On June 21, the United Kingdom (UK) and the United Arab Emirates (UAE) announced that they had completed a two-week-long conference focused on improving UAE's money-laundering controls.
UAE's Executive Office of Anti-Money Laundering and Counter-Terrorism Financing (the AML Executive Office), established earlier this year, is working with Her Majesty's Revenue and Customs (HRMC) and the Serious and Organised Crime Network (SOCnet) to address AML/CFT challenges and best practices.
UAE's AML Executive Office was established to oversee the implementation of its National AML/CTF Strategy. The latter aims to tackle the concerns raised by FATF last year, as it placed the country under a year-long observation period. The AML Executive Office carries out its mandate in conjunction with the UAE's existing National Committee for Combating Money Laundering and the Financing of Terrorism and Illegal Organisations (NAMLCFTC) and the Ministry of Foreign Affairs.
UAE isn't the only country holding the UK up as an example.
According to the Brussel Times, Febelfin, the Belgian nonprofit financial sector federation, has launched a consultation platform on 18 June 2021 to fight money laundering and financial crime.
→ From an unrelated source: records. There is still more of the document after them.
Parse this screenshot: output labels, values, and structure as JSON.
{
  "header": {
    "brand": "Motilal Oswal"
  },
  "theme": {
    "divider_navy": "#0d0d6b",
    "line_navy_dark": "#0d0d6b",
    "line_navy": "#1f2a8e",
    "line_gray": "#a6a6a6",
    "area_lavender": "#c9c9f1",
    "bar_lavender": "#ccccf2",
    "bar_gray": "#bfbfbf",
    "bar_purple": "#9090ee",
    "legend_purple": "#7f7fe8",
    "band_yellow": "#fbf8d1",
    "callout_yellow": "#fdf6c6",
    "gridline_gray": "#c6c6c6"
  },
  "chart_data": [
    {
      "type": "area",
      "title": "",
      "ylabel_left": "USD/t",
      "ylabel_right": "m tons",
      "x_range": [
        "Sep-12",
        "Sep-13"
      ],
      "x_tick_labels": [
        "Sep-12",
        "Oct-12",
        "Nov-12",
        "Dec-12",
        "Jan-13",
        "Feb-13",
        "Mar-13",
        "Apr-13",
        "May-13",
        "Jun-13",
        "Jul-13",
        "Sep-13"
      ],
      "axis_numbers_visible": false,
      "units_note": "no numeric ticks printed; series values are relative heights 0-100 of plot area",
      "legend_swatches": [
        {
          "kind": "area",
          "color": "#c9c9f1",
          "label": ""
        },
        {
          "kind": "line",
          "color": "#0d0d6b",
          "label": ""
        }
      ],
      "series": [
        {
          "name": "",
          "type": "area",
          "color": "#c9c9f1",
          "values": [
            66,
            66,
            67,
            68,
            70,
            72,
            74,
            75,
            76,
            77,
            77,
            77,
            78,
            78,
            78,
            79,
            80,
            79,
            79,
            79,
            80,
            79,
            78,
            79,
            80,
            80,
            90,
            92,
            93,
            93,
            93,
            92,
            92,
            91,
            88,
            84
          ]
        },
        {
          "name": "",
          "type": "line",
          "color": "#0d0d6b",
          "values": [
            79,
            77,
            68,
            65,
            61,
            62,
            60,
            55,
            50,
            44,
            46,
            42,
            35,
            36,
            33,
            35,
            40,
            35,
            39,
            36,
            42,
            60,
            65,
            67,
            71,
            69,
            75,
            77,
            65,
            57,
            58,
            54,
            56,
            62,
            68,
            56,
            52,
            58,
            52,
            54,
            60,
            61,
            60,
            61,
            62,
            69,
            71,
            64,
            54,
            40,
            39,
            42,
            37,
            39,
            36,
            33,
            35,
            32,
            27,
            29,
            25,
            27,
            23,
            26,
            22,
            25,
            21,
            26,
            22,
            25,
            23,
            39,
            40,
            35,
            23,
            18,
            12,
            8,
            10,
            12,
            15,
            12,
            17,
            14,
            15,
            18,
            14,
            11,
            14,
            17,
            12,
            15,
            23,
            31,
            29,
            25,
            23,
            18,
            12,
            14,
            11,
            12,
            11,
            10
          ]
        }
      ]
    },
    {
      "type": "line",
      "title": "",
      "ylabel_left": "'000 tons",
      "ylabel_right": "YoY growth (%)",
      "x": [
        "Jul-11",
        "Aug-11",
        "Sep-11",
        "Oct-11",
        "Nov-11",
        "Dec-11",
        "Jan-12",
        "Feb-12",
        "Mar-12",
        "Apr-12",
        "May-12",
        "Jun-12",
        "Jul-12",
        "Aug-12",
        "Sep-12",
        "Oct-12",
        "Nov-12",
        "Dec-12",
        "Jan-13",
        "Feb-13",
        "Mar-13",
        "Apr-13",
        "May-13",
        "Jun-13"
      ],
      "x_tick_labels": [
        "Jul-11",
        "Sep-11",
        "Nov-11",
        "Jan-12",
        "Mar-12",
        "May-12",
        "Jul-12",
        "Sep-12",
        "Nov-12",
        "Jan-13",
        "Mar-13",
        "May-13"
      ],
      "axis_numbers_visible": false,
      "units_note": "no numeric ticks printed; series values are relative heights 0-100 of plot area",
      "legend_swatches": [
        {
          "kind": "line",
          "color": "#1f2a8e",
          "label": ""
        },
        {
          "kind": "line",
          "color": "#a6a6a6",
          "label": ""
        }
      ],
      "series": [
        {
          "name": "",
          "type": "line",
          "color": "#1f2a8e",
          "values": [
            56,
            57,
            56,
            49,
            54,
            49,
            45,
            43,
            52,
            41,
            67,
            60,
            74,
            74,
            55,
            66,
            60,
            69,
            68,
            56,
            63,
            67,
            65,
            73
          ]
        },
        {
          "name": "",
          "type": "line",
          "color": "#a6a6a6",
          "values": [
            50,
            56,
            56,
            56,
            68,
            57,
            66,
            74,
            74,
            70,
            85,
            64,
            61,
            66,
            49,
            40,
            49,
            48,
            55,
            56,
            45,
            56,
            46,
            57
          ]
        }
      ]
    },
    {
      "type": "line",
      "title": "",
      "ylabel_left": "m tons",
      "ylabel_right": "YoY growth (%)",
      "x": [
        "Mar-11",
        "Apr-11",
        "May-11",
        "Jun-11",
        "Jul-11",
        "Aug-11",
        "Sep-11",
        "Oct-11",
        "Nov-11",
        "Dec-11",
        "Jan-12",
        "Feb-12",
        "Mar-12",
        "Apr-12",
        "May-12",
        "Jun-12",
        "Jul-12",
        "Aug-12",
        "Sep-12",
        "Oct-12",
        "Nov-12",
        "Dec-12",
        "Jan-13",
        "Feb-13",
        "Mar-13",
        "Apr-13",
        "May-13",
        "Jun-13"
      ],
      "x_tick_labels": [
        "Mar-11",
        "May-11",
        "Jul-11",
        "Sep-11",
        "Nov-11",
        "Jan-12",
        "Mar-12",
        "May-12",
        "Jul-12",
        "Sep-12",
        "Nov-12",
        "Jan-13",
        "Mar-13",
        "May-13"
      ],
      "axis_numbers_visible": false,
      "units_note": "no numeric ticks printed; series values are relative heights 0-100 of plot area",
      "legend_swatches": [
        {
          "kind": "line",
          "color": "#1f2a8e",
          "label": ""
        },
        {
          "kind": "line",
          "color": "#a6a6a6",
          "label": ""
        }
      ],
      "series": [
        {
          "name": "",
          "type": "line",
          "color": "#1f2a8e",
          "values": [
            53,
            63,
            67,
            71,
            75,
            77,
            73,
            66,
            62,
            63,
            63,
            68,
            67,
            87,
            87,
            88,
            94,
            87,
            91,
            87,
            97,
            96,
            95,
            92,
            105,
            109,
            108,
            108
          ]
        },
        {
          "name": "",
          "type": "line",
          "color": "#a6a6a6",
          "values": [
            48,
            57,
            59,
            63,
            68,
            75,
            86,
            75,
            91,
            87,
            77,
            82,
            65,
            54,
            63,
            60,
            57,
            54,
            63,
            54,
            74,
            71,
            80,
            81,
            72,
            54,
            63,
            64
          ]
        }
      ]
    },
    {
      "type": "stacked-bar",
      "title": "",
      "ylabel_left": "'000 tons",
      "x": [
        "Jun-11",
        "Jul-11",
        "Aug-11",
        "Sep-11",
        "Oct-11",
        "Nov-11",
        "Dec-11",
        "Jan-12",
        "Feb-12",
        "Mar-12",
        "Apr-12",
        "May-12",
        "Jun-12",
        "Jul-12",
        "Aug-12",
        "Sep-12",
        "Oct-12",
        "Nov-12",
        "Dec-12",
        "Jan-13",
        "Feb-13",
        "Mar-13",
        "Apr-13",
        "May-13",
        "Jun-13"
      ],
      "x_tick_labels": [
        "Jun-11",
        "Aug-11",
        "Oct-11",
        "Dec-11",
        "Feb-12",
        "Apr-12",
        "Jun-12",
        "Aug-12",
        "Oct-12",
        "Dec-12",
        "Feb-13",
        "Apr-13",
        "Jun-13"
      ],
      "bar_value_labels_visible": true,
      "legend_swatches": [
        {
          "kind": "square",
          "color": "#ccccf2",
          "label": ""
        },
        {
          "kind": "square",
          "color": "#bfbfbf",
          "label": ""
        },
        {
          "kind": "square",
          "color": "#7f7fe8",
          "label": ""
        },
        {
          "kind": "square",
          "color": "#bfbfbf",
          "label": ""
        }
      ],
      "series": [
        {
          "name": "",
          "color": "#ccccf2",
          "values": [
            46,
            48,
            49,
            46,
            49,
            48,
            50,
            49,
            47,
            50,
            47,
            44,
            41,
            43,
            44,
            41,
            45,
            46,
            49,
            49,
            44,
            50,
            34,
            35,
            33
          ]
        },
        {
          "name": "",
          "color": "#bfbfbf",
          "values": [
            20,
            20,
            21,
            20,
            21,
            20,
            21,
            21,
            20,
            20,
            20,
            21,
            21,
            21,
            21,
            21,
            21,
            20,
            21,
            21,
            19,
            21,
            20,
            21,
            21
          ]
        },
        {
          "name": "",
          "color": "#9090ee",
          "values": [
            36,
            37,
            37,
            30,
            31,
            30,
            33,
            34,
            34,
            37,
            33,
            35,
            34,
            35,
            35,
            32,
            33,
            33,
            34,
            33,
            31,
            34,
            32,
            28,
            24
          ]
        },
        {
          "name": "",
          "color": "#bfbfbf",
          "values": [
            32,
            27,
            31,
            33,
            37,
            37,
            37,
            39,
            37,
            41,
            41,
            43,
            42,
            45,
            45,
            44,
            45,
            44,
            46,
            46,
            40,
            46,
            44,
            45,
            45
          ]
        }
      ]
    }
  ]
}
Febelfin hopes that this new platform will foster greater collaboration between the financial industry and government authorities. As such, the nonprofit organization aims to follow UK's footsteps in facilitating information sharing between financial institutions, law enforcement, and regulators. According to Febelfin, this collaboration has enabled UK law enforcement to seize over £56 million and identify 5,000 suspicious accounts.